Neural Network Modules

  • Fixed several bugs in SimpleUnet: NaN propagation from -inf values entering BatchNorm after max-pooling, incorrect ConvolutionPlan source/target grid assignments, and a crash on non-contiguous grad_output in the convolution backward pass (#496 - @swahtz).

  • Added dedicated unit tests for all fvdb.nn modules to improve coverage and prevent regressions (#497 - @swahtz).


Visualization / Viewer

  • The viewer now supports displaying multiple scenes simultaneously with a scene-switching UI (#308 - @phapalova).

  • Added viz bindings for wait and add_image to enable blocking display and image overlays (#332 - @phapalova).

  • Fixed the viewer so it works correctly inside Jupyter notebooks (#350 - @zlalena).


Build & Packaging

  • Renamed the Python extension binary from _Cpp to _fvdb_cpp for clarity and to avoid naming conflicts (#317, #322 - @harrism, @blackencino).

  • Improved build times with compilation speedups and added build tracing support (#443 - @blackencino).

  • Fixed potential oversubscription when nvcc and cmake parallelism combined to exceed available cores (#351 - @swahtz).

  • Added a lineinfo build option to include source-line debug info for GPU profiling (#367 - @harrism).

  • Added a getMaxSharedMemory utility to centralize shared memory limit queries across kernels (#368 - @harrism).

  • Added a Version class that provides structured version information at runtime (#507 - @swahtz).

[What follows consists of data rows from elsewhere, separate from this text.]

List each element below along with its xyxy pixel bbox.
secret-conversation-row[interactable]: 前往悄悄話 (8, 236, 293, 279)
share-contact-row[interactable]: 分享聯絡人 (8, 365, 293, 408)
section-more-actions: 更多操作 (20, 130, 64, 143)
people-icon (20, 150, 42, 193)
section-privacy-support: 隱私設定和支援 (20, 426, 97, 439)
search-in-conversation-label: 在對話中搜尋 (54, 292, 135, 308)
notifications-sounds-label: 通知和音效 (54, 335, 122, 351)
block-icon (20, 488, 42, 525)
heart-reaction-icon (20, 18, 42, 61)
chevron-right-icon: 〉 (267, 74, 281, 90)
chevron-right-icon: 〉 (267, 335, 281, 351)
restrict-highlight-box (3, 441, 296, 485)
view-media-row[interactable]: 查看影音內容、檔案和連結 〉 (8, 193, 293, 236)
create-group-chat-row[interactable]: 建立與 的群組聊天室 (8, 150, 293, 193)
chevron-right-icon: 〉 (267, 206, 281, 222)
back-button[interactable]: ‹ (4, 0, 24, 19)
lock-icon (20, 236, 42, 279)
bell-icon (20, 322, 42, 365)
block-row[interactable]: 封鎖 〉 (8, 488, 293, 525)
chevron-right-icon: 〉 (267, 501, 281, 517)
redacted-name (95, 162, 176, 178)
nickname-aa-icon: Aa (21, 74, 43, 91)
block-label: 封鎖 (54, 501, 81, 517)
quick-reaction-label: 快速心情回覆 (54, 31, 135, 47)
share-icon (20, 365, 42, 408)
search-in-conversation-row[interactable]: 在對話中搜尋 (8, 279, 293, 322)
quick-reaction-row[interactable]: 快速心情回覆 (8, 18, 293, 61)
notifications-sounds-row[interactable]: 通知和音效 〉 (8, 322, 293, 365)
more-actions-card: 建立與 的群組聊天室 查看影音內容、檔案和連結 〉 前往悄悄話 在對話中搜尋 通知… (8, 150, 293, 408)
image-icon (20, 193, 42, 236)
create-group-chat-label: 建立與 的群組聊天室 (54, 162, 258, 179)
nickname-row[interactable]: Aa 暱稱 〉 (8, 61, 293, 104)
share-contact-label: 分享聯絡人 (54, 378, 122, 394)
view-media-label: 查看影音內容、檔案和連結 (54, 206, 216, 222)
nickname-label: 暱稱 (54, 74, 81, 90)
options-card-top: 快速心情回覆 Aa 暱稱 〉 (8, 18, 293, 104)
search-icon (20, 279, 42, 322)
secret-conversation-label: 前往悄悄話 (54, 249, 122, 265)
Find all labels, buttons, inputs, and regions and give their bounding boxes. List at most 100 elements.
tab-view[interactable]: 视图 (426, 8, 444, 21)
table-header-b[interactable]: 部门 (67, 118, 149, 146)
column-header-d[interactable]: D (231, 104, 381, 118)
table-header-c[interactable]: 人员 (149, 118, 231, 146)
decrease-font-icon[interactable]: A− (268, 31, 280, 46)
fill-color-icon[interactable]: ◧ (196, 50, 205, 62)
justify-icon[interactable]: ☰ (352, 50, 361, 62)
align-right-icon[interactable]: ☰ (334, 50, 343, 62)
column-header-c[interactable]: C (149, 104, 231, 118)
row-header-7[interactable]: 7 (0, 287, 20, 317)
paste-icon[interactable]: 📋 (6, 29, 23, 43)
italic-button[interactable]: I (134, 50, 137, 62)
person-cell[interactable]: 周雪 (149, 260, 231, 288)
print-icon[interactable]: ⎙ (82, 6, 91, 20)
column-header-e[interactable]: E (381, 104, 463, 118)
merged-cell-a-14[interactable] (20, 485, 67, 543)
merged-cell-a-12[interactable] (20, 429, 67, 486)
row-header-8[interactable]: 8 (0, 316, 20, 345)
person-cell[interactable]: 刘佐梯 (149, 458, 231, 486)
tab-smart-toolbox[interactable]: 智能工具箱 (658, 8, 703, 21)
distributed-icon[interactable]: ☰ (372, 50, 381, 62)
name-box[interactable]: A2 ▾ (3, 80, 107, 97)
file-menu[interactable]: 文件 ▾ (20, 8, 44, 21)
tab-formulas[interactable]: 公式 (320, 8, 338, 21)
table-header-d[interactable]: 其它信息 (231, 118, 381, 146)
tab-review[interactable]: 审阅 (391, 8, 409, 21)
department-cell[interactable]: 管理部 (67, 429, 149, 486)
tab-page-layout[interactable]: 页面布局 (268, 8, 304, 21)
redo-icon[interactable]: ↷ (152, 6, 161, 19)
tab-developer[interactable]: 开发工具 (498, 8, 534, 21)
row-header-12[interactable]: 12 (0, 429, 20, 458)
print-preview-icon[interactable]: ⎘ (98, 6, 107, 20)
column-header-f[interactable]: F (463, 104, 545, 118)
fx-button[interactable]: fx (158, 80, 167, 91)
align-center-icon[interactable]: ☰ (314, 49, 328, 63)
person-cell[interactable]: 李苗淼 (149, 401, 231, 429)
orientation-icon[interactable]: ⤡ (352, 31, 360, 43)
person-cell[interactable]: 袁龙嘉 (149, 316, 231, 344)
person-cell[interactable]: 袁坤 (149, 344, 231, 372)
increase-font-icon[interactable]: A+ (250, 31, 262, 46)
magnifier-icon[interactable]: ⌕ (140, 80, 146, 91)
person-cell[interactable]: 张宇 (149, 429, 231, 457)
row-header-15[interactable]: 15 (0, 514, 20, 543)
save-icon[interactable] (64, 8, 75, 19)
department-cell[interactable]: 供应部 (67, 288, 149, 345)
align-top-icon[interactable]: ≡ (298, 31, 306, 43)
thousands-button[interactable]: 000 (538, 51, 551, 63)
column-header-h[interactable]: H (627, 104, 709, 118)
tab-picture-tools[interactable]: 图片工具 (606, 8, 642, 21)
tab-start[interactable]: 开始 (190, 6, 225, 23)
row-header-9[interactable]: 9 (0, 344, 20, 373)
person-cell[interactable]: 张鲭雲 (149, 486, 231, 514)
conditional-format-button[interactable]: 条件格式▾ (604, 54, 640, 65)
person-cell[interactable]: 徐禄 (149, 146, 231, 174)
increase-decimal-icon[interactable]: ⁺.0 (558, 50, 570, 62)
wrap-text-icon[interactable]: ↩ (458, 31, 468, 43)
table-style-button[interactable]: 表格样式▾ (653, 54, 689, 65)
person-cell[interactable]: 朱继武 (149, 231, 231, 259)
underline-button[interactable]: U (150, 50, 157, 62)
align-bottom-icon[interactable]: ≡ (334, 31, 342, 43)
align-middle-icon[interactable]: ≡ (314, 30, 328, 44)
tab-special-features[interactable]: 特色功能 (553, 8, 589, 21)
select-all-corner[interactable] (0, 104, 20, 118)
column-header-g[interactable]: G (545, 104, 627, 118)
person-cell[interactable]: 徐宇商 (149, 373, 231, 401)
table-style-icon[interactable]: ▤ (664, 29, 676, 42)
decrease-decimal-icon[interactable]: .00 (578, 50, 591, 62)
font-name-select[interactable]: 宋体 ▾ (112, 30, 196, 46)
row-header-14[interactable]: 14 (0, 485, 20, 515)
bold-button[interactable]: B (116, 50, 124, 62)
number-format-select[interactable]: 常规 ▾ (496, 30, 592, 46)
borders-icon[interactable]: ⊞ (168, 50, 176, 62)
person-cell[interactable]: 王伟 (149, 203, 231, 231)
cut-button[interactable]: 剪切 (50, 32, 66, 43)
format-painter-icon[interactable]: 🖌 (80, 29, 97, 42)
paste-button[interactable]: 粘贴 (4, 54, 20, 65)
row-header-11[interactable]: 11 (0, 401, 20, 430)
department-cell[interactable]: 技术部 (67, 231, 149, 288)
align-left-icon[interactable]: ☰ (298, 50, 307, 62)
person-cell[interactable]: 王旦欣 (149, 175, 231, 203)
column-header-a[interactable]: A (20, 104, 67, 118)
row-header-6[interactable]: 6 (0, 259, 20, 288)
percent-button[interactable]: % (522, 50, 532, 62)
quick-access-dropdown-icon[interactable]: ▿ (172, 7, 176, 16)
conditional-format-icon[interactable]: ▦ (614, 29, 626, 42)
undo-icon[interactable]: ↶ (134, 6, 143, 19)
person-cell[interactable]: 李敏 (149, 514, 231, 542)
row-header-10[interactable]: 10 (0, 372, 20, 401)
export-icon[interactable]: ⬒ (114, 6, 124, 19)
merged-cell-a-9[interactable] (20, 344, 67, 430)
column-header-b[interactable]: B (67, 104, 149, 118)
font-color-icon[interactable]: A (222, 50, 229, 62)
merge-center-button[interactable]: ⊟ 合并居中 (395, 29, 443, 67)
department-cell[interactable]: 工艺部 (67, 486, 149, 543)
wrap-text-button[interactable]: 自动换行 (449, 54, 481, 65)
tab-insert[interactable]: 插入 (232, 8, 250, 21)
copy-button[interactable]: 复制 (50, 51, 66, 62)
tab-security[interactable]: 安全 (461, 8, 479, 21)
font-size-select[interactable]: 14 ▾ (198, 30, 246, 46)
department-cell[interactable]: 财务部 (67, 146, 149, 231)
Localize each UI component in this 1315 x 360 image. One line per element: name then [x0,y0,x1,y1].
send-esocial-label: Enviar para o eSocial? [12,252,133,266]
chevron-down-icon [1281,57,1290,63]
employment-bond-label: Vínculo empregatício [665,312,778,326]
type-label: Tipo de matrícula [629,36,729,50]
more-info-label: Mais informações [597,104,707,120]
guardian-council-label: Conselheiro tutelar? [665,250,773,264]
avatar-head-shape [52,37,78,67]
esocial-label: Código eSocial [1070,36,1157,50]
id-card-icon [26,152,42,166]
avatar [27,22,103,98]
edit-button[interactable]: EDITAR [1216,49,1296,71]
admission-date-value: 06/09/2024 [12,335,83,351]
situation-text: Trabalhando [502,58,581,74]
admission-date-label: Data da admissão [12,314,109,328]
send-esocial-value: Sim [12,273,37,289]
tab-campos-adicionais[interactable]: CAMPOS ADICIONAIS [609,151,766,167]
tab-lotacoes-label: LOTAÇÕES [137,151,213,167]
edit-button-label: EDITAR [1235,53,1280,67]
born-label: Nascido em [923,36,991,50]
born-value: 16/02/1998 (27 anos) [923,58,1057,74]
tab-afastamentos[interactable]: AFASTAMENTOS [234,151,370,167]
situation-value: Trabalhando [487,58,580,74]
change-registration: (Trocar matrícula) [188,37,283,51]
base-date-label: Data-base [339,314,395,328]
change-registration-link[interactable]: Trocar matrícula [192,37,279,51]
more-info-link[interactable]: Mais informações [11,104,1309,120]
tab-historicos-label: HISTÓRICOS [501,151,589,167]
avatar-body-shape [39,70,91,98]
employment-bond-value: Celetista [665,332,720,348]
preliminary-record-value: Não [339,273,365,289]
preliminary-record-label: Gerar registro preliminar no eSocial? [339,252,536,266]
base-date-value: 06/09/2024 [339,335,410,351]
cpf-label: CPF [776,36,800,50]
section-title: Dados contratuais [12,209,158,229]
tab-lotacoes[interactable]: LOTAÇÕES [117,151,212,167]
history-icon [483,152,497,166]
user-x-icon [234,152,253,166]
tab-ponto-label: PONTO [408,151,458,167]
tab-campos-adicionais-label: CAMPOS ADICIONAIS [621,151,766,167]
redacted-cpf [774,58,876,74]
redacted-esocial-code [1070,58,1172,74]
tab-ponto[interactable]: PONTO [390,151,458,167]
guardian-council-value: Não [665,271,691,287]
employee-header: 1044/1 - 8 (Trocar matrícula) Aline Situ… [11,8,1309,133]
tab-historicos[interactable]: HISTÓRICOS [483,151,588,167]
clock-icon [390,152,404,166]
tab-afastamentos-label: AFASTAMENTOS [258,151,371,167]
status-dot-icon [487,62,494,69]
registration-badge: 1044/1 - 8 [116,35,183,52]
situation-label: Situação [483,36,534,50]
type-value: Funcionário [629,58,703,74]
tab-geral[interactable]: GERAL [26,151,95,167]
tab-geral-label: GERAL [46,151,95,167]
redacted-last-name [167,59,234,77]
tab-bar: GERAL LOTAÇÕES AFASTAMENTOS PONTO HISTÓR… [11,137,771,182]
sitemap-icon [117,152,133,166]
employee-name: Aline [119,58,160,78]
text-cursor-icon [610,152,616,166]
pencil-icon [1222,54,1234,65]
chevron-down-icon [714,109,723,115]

Nightly Builds & Release Infrastructure (New)

  • Added a fully automated nightly wheel build and publish pipeline that builds across a matrix of Python, PyTorch, and CUDA versions and publishes to an S3 simple index (#477, #478 - @swahtz).

  • Established a formal release process based on the OneFlow branching model, with start-release.sh and finish-release.sh automation scripts (#512, #525 - @harrism, @swahtz).

  • The publish workflow now includes GPU validation with smoke tests and full unit tests on built wheels, an S3 staging index with automatic 30-day pruning, and support for release branch pushes triggering builds automatically.


CI / DevOps

  • Documentation-only PRs now auto-pass CI instead of showing a perpetual “waiting for status” indicator (#462 - @swahtz).

  • Draft PRs now skip test runs entirely, saving compute resources (#339 - @swahtz).

  • CI checkout references are pinned to immutable commit SHAs to prevent build/test skew between checkout and merge steps (#503 - @swahtz).

  • Nightly workflows are now restricted to the upstream openvdb/fvdb-core repository and no longer run on forks (#319 - @harrism).

  • Runner stop jobs are now skipped when the corresponding start job was skipped, avoiding spurious failures (#471, #472 - @harrism).

  • Unit tests now only run for the matrix entry matching the test_environment.yml configuration (#531 - @harrism).


Developer Tooling (New)

  • Added git worktree tools (fvdb-open, fvdb-close, fvdb-issue) that make it easy to work on multiple branches simultaneously (#445 - @harrism).

  • Added an unanswered external issues reporter with Slack output and a daily CI workflow to help the team stay on top of community questions (#510, #513 - @harrism).

  • Added an AGENTS.md file providing persistent coding guidelines for AI agents working on the codebase (#455 - @harrism).


Documentation

  • Added and updated introductory, neural network, and convolution notebooks (#504 - @swahtz).

  • Applied NVIDIA branding to the documentation site (#405 - @fwilliams).

  • Added documentation for installing nightly builds from the S3 package index (#481 - @swahtz).

  • Integrated Google Analytics into the documentation site for usage tracking (#312 - @fwilliams).